Au lieu de cela, les auteurs ont exprimé l’espoir d’une plus grande concentration sur les investissements publics, par exemple par le biais d’un fonds européen pour la politique industrielle, qui pourrait se concentrer sur les investissements écologiques mais aussi viser à réduire les dépendances économiques vis-à-vis des pays tiers et à protéger la compétitivité des industries européennes.
« Il sera important de répondre à la question du financement », a déclaré Jannik Jansen, un autre co-auteur du rapport.

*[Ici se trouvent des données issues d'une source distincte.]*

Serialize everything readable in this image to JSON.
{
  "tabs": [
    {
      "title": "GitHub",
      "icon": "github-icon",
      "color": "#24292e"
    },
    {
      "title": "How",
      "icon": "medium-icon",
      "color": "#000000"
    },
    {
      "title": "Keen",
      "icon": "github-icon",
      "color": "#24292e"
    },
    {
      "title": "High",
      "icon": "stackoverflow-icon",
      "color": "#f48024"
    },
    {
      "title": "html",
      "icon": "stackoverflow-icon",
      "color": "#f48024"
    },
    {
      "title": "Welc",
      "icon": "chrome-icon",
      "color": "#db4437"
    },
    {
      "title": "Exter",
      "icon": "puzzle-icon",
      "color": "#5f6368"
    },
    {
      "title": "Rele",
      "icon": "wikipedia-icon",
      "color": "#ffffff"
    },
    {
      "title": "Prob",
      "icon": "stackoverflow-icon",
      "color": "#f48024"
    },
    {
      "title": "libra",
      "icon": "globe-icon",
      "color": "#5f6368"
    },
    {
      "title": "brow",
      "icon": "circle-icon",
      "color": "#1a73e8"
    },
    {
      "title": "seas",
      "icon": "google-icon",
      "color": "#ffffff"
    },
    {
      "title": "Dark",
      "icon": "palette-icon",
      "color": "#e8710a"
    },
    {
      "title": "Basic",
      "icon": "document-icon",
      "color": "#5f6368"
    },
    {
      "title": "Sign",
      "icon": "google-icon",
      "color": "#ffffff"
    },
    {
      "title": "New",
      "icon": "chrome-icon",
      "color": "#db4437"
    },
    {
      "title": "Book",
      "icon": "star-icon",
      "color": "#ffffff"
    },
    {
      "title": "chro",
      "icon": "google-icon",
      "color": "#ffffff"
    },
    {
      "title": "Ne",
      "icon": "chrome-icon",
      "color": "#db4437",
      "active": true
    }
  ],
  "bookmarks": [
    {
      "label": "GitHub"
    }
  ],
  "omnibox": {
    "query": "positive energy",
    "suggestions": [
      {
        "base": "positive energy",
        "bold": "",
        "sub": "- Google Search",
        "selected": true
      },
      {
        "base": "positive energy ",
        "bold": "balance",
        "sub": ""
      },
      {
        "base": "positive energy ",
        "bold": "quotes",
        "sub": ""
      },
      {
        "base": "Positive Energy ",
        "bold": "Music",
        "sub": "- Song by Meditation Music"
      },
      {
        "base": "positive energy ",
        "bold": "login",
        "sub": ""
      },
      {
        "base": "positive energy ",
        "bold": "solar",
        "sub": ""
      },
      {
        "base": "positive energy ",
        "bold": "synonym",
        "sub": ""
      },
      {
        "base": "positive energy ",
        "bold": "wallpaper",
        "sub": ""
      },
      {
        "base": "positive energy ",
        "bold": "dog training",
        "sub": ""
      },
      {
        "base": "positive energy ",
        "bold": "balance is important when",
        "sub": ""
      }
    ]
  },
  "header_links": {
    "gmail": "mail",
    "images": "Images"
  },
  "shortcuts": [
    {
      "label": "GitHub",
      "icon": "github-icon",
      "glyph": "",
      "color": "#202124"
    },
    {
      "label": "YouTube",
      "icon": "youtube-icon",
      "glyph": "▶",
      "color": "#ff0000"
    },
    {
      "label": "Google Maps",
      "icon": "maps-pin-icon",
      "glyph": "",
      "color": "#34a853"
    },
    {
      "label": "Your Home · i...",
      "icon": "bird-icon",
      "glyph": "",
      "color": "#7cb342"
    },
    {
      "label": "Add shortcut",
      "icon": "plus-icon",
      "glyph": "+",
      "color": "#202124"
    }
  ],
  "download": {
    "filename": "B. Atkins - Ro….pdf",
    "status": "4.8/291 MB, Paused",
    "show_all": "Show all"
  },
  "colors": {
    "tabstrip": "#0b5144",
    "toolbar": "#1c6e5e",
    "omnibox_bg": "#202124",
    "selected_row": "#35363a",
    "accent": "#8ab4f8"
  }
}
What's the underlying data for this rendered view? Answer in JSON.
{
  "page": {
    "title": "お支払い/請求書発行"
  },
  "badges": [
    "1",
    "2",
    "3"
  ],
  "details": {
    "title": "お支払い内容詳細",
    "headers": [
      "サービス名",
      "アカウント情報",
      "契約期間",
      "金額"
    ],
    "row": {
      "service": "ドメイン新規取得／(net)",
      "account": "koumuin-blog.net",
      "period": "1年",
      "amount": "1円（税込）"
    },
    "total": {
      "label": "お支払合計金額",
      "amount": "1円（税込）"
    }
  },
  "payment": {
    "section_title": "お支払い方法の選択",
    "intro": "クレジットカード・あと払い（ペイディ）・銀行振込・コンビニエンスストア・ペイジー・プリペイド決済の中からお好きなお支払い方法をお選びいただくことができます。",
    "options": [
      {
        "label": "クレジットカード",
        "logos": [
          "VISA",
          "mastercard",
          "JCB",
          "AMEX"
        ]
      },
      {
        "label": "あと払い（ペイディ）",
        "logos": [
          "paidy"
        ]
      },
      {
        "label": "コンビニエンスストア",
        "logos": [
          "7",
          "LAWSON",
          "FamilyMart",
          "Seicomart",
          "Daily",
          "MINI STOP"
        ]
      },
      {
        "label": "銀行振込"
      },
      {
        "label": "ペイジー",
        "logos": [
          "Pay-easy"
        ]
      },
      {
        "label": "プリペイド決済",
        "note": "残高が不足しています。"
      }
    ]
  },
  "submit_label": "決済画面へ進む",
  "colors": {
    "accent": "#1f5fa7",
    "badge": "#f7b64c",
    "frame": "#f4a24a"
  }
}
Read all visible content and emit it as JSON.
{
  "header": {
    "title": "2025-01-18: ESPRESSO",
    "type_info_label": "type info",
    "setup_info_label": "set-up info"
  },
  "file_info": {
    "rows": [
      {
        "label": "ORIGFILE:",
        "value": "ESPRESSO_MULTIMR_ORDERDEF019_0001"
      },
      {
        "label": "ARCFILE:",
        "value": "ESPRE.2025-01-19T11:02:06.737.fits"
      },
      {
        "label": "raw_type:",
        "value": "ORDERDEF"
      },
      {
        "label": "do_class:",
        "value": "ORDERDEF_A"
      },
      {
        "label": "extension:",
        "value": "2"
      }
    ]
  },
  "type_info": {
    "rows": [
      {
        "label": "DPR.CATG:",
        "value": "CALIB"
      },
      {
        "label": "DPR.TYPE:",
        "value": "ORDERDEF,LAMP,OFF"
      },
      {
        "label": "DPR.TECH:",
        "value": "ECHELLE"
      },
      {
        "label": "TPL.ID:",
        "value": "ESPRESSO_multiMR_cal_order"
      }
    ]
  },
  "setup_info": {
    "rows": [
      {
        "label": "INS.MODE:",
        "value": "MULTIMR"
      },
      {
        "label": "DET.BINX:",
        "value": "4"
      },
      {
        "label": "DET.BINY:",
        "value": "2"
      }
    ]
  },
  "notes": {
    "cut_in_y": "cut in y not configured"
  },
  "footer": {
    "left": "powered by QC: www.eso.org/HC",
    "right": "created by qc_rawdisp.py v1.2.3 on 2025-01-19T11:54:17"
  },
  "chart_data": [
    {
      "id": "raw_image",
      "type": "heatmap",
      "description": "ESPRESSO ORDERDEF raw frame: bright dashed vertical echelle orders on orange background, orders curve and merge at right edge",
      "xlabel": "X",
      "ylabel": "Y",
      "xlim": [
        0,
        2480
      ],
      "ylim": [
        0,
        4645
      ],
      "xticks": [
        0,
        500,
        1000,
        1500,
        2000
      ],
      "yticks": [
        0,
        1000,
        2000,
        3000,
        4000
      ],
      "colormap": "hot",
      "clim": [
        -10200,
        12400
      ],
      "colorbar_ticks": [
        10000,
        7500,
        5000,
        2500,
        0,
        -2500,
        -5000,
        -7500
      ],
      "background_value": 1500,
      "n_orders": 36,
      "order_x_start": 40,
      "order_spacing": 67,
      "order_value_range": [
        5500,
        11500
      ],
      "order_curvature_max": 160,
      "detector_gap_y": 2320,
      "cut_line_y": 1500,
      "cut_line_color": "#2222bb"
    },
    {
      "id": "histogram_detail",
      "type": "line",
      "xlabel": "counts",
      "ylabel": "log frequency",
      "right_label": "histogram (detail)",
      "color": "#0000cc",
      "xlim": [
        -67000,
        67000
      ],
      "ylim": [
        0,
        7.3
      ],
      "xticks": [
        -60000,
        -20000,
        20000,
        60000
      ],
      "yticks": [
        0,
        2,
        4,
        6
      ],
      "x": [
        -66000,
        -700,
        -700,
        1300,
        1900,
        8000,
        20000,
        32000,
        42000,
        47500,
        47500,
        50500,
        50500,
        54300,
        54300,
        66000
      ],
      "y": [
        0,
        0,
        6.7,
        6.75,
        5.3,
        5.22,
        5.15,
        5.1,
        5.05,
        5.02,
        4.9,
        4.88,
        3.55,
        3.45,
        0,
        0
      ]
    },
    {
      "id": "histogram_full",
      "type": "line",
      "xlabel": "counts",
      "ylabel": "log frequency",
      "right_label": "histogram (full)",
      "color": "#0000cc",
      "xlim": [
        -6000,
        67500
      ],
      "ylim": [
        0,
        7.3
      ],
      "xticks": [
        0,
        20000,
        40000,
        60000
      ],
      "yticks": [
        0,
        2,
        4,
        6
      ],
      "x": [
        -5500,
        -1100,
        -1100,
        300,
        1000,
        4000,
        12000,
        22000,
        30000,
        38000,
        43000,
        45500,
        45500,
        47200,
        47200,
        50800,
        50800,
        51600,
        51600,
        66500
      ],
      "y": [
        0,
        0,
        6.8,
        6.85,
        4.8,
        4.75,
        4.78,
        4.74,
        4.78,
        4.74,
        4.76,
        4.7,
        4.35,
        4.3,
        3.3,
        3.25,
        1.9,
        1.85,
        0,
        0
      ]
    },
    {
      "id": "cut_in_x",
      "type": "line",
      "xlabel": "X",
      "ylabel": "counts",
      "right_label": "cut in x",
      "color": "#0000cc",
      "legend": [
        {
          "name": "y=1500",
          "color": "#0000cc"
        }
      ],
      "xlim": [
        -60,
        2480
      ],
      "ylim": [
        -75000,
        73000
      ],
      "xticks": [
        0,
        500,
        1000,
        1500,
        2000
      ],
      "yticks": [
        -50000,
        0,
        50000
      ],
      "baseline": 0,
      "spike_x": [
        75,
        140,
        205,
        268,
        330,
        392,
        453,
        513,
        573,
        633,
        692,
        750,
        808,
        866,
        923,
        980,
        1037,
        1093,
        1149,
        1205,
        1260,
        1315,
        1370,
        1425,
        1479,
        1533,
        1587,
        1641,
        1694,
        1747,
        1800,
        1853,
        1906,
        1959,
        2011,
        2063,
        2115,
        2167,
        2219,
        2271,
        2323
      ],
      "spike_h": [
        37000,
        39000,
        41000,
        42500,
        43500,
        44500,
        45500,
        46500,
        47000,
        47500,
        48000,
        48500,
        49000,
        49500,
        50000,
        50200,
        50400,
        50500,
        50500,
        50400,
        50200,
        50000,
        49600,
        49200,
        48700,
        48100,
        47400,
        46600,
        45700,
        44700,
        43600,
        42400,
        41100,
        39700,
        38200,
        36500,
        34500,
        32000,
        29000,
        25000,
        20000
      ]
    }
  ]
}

En ce qui concerne les mesures largement impopulaires telles que l’augmentation des prix du carbone pour l’essence et le diesel, les auteurs affirment qu’une redistribution des recettes, en particulier vers les ménages aux revenus les plus faibles, pourrait réduire le mécontentement de l’opinion publique.
« Nous constatons ici un consensus entre les trois pays et entre les partis sur le fait que ces recettes devraient être redistribuées de manière légèrement progressive », a déclaré M. Jansen, ajoutant que « cela signifie que les ménages à faible revenu ou à revenu moyen devraient recevoir une part plus importante en pourcentage ».
Une redistribution par habitant connue sous le nom de Klimageld (prime climatique), par laquelle chaque citoyen recevrait un paiement forfaitaire fixe, défendue par les Verts et le parti libéral allemand FDP par exemple, serait toutefois « étonnamment » impopulaire, a ajouté M. Jansen.